Lima belas menit kemudian kami berdua sudah bermain dengan busa sabun di kamar mandi. Kami saling menyabuni dengan sesekali melakukan cumbuan ringan. Setelah mandi barulah kami merasa lapar setelah dua ronde kami lalui. Sambil makan Anna menelpon familinya, kalau malam ini ia tidak pulang dengan alasan menginap di rumah temannya. Tentu saja ia tidak bilang kalau temannya adalah seorang laki-laki yang bernama Anto.

Malam itu dan malam berikutnya tentu saja tidak kami lewatkan dengan sia-sia.
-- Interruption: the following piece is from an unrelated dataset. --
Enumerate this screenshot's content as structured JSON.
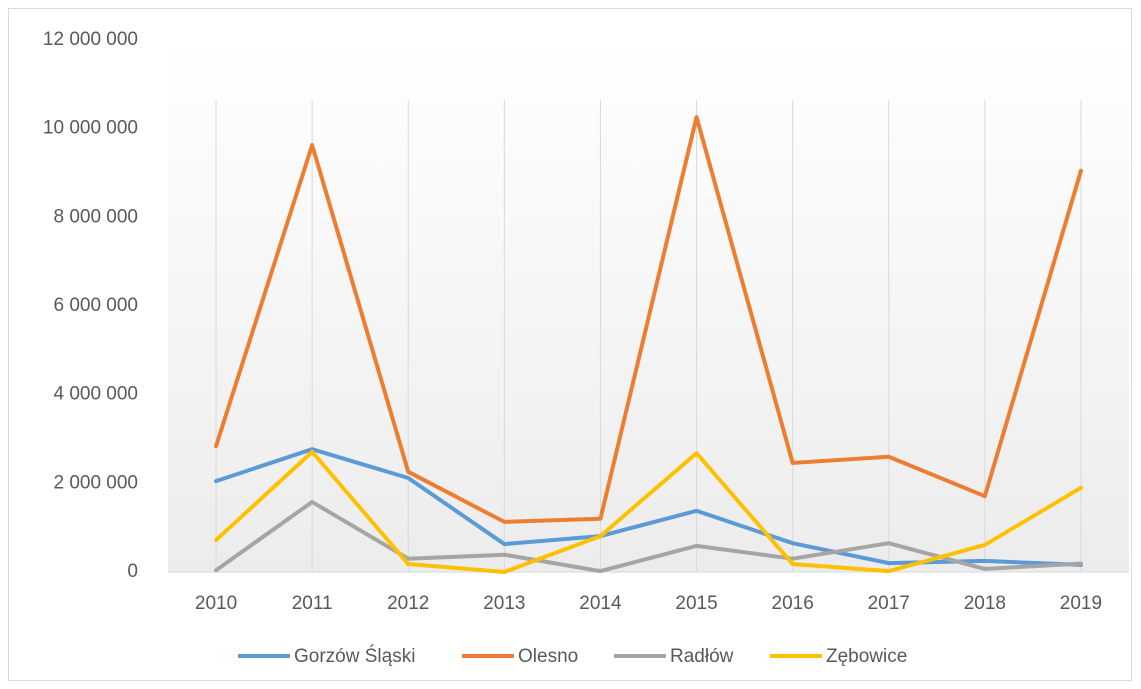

Mandi keringat, mandi kucing, mandi basah dan tentu saja mandi kenikmatan menjadi acara kami berdua.

Esoknya setelah kucek ke agen Merpati ternyata aku masih dapat seat penerbangan ke kota propinsi, seat terakhir lagi. Ketika check out dari hotel kusisipkan selembar dua puluh ribuan ke tangan security temanku. Ia tersenyum.

“Terima kasih, Pak,” katanya sambil menyambut tasku dan membawakannya ke mobil.
“Kapan ke sini lagi, Pak? Kalau Anna nggak ada, nanti saya akan carikan Anna yang lainnya lagi,” bisiknya ketika mobilku sudah berangkat ke bandara.

Anna mengantarku sampai ke Bandara dan sebelum turun dari mobil kuberikan kecupan mesra di bibirnya. Sopir mobil hotel hanya tersenyum melihat tingkah kami.

Setahun kemudian aku kembali lagi ke kota itu dan ternyata Anna tidak berada di kota itu lagi. Ketika kutelepon ke nomor yang diberikannya, penerima telepon menyatakan tidak tahu dimana sekarang Anna berada. Dengan bantuan security temanku maka aku mendapatkan perempuan lainnya, orang Jawa Timur. Lumayan, meskipun kenikmatan yang diberikannya masih di bawah Anna, Arabian Girl who has passion as like as Arabian Horse.